As diferenças revoltam a copeira Maria da Graça, que está fazendo faculdade de Nutrição e pretende trabalhar em hospital público. “Não me conformo que um paciente do SUS receba menos consideração que um paciente de convênio”, reclama. O paciente do SUS não conhece seus direitos, por isso não se queixa. Agradece quando consegue um leito e um prato de comida.

A auxiliar de enfermagem recebe o paciente, mede a pressão, a temperatura, higieniza e muitas vezes serve alimentação e medica.  É peça-chave na cadeia de atendimento, que pode salvar ou não o paciente. “Os profissionais de saúde funcionam em equipe. Se o trabalho não for bem-feito na lavanderia, o esforço do cirurgião pode ser inutilizado por uma infecção”, explica Célia Regina, do Sindsaúde. Se o desempenho de todos forma uma cadeia de trabalho, o ideal seria que nos organizássemos numa mesma instituição. “Entre as nossas prioridades está a unificação de todos”, diz Célia. “A divisão entre os profissionais também é prejudicial à saúde.”


SUS: 1 real por dia, 2 bilhões de procedimentos
Ver o SUS como sinônimo apenas de filas, péssimos serviços e desrespeito ao paciente é contribuir para o retrocesso do maior e mais ousado programa de saúde pública do mundo. Dizer que é um sistema pobre para pobres é entregar a saúde dos nossos filhos e netos nas mãos dos convênios e seguros, em que predominam as leis de mercado.

O SUS realiza cerca de 2,21 bilhões de procedimentos por ano, 12 milhões de internações. Conta com 6.200 hospitais vinculados e 63 mil unidades de saúde. Cuida de 140 milhões de brasileiros que não têm acesso a nenhum outro serviço médico. E ainda se ocupa de boa parte dos 41 milhões que têm planos de saúde, mas são “abandonados” quando passam a “custar” caro demais.

Esse é o tamanho do SUS. Mas o retrato que fica, reforçado pela mídia, é o das longas esperas, profissionais insuficientes, falta de vagas e leitos, exames que demoram e cirurgias que chegam tarde demais. Principalmente quando alguém morre na fila, mesmo que a morte nada tenha a ver com falta ou demora no atendimento. Toda vez que isso acontece, mais pessoas passam a sonhar com um plano de saúde, como se fosse garantia de vida para elas e seus familiares. 

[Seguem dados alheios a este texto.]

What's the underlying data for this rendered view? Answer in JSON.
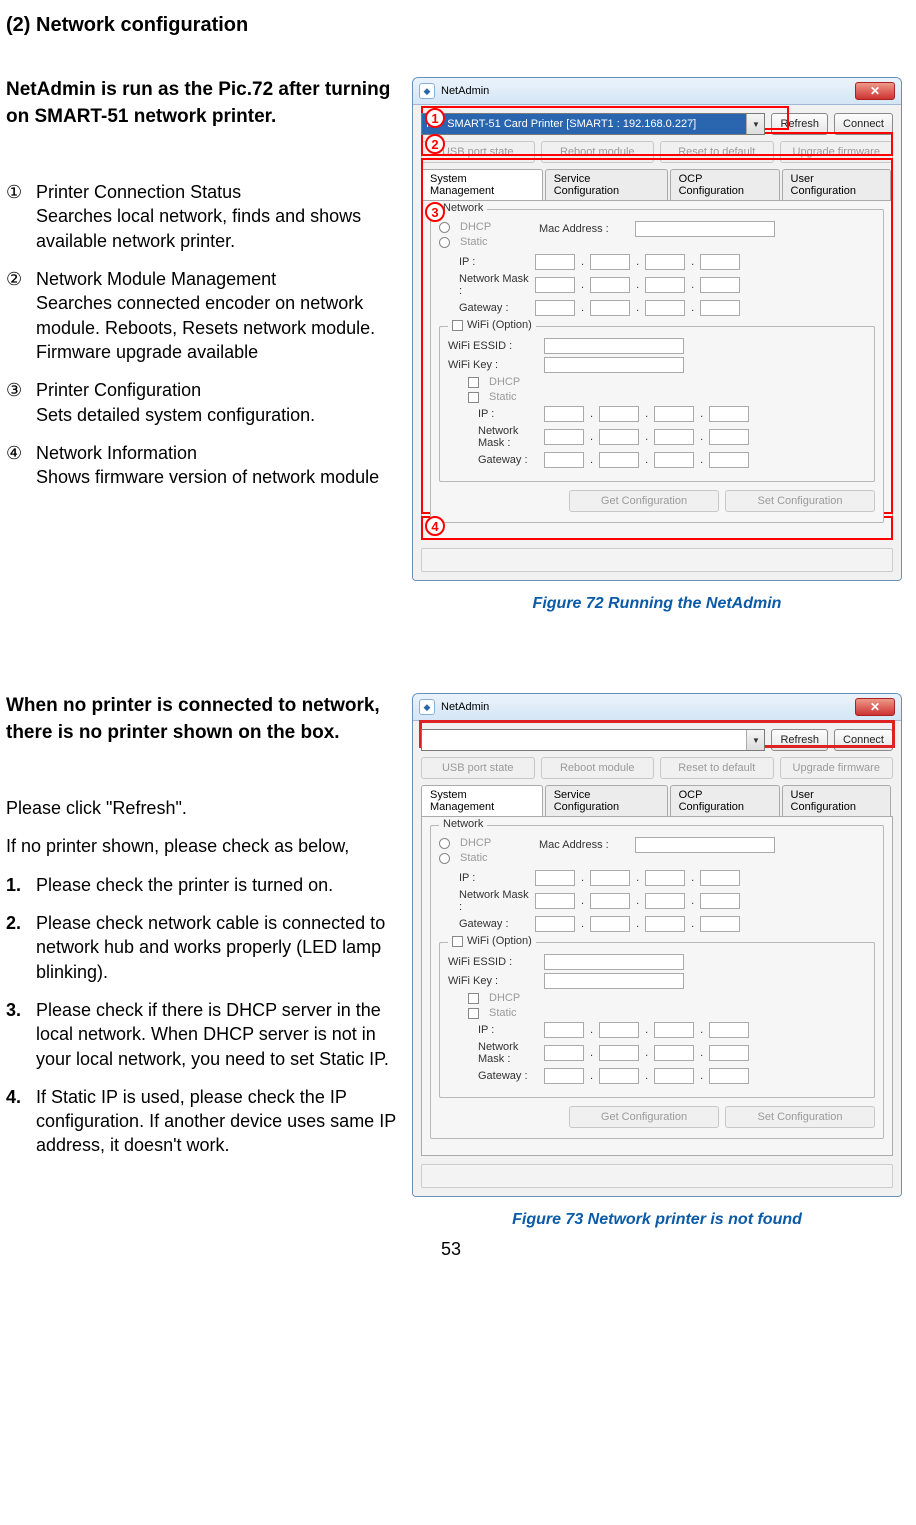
{
  "section_header": "(2) Network configuration",
  "block1": {
    "intro": "NetAdmin is run as the Pic.72 after turning on SMART-51 network printer.",
    "items": [
      {
        "num": "①",
        "title": "Printer Connection Status",
        "desc": "Searches local network, finds and shows available network printer."
      },
      {
        "num": "②",
        "title": "Network Module Management",
        "desc": "Searches connected encoder on network module. Reboots, Resets network module. Firmware upgrade available"
      },
      {
        "num": "③",
        "title": "Printer Configuration",
        "desc": "Sets detailed system configuration."
      },
      {
        "num": "④",
        "title": "Network Information",
        "desc": "Shows firmware version of network module"
      }
    ],
    "caption": "Figure 72 Running the NetAdmin"
  },
  "block2": {
    "intro": "When no printer is connected to network, there is no printer shown on the box.",
    "pre1": "Please click \"Refresh\".",
    "pre2": "If no printer shown, please check as below,",
    "items": [
      {
        "num": "1.",
        "desc": "Please check the printer is turned on."
      },
      {
        "num": "2.",
        "desc": "Please check network cable is connected to network hub and works properly (LED lamp blinking)."
      },
      {
        "num": "3.",
        "desc": "Please check if there is DHCP server in the local network. When DHCP server is not in your local network, you need to set Static IP."
      },
      {
        "num": "4.",
        "desc": "If Static IP is used, please check the IP configuration. If another device uses same IP address, it doesn't work."
      }
    ],
    "caption": "Figure 73 Network printer is not found"
  },
  "win": {
    "title": "NetAdmin",
    "printer_select_a": "IDP SMART-51 Card Printer  [SMART1 : 192.168.0.227]",
    "printer_select_b": "",
    "refresh": "Refresh",
    "connect": "Connect",
    "usb_state": "USB port state",
    "reboot": "Reboot module",
    "reset": "Reset to default",
    "upgrade": "Upgrade firmware",
    "tabs": [
      "System Management",
      "Service Configuration",
      "OCP Configuration",
      "User Configuration"
    ],
    "group_network": "Network",
    "dhcp": "DHCP",
    "static": "Static",
    "mac": "Mac Address :",
    "ip": "IP :",
    "mask": "Network Mask :",
    "gw": "Gateway :",
    "wifi_group": "WiFi (Option)",
    "wifi_essid": "WiFi ESSID :",
    "wifi_key": "WiFi Key :",
    "get_cfg": "Get Configuration",
    "set_cfg": "Set Configuration",
    "ann": {
      "n1": "1",
      "n2": "2",
      "n3": "3",
      "n4": "4"
    }
  },
  "page_number": "53"
}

A criação do SUS é resultado de décadas de militância dos movimentos sanitaristas, serve de modelo para países pobres e em desenvolvimento e nada deve a modelos como o sistema canadense e de alguns países europeus, nos quais não se paga nada pela saúde. Mas o investimento do Brasil em saúde é pelo menos quatro vezes menor que a média de países europeus. União, estados e municípios investem cerca de 72 bilhões de reais por ano, o que significa 411 reais por habitante – pouco mais de 1 real por dia por pessoa, para um atendimento que inclui todas as cirurgias mais caras, os transplantes mais complexos, 150 milhões de consultas e 300 milhões de exames ambulatoriais.

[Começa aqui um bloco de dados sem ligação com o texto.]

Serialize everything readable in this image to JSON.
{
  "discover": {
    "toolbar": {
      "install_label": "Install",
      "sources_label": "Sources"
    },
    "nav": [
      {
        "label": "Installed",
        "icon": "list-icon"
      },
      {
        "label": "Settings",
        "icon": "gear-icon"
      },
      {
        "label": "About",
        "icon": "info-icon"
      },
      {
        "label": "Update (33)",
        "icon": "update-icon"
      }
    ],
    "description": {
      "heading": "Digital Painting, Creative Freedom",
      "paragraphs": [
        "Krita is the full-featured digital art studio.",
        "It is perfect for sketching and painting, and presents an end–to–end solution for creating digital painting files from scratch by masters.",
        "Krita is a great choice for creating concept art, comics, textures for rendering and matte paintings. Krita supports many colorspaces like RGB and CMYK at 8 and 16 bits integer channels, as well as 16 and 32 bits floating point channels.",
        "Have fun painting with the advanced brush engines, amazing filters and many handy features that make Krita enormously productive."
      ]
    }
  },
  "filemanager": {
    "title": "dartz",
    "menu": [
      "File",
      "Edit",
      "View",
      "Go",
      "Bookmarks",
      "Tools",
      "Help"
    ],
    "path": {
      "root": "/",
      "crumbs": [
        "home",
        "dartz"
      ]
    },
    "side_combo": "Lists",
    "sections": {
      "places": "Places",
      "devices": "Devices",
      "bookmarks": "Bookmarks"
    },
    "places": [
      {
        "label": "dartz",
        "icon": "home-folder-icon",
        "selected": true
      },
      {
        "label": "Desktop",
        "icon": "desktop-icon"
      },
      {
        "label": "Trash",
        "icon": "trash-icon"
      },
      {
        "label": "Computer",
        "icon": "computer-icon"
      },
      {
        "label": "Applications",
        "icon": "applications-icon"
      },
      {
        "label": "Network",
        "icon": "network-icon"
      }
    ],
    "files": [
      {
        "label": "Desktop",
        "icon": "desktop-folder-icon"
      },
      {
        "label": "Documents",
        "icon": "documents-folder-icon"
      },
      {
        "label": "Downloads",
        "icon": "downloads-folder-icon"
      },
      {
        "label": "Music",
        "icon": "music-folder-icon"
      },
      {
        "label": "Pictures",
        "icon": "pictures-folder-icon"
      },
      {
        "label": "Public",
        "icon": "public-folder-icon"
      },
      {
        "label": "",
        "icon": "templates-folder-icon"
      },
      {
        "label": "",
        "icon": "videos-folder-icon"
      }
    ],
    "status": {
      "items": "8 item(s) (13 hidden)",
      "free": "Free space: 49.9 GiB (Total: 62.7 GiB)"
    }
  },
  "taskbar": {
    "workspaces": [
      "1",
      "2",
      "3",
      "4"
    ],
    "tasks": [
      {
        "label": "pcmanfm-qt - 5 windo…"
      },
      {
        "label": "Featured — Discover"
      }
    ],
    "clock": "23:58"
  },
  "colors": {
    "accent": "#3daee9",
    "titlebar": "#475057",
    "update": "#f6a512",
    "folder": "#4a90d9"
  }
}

Se o SUS não andar bem, todo o sistema de saúde andará mal. O crescimento dos gastos privados – já são 87 bilhões de reais por ano – indica que o Estado está deixando de fazer sua parte. E que o sistema está passando do modelo público e universal – como prevê a Constituição – para um sistema de mercado, que gera renúncia fiscal de até 9 bilhões de reais por ano. Hospitais públicos atendem planos privados. Infra-estrutura e equipamentos públicos beneficiam empresas e uma parte privilegiada da população. Os planos não reembolsam o SUS, como deveriam, quando um “cliente” seu é atendido na rede pública.

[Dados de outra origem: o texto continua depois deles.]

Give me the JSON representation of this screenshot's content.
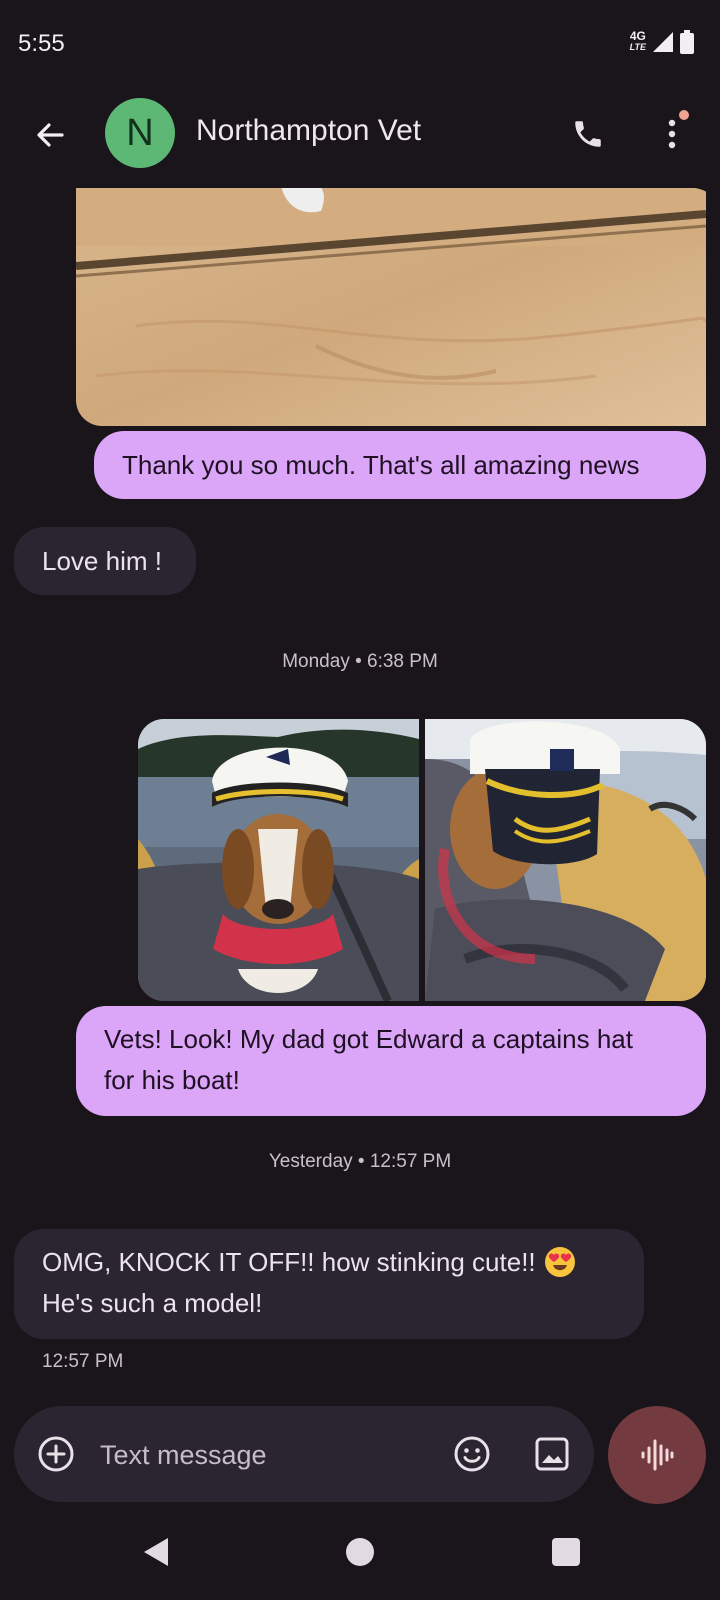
{
  "status_bar": {
    "time": "5:55",
    "network_top": "4G",
    "network_bottom": "LTE"
  },
  "header": {
    "avatar_letter": "N",
    "contact_name": "Northampton Vet"
  },
  "messages": [
    {
      "direction": "outgoing",
      "type": "text",
      "text": "Thank you so much. That's all amazing news"
    },
    {
      "direction": "incoming",
      "type": "text",
      "text": "Love him !"
    },
    {
      "type": "timestamp",
      "text": "Monday • 6:38 PM"
    },
    {
      "direction": "outgoing",
      "type": "text",
      "line1": "Vets! Look! My dad got Edward a captains hat",
      "line2": "for his boat!"
    },
    {
      "type": "timestamp",
      "text": "Yesterday • 12:57 PM"
    },
    {
      "direction": "incoming",
      "type": "text",
      "line1": "OMG, KNOCK IT OFF!! how stinking cute!!",
      "line2": "He's such a model!",
      "time": "12:57 PM"
    }
  ],
  "compose": {
    "placeholder": "Text message"
  },
  "icons": {
    "back": "arrow-left-icon",
    "call": "phone-icon",
    "more": "more-vertical-icon",
    "add": "plus-circle-icon",
    "emoji": "emoji-icon",
    "gallery": "image-icon",
    "voice": "voice-icon"
  },
  "colors": {
    "outgoing_bubble": "#dba6f7",
    "incoming_bubble": "#2a2530",
    "avatar": "#5cb874",
    "voice_button": "#733b3f",
    "background": "#1a151b"
  }
}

O sistema sofre, ainda, com investidas que defendem, por exemplo, a transferência de instituições públicas para o comando das OS ou para as Oscip. Salvar o SUS requer dinheiro e credibilidade que só virão com o apoio da classe média, das forças sindicais e de atitude política. Assim, poderia atuar como um sistema ágil e mais humano. E não correria os riscos que corre diante dos interesses econômicos.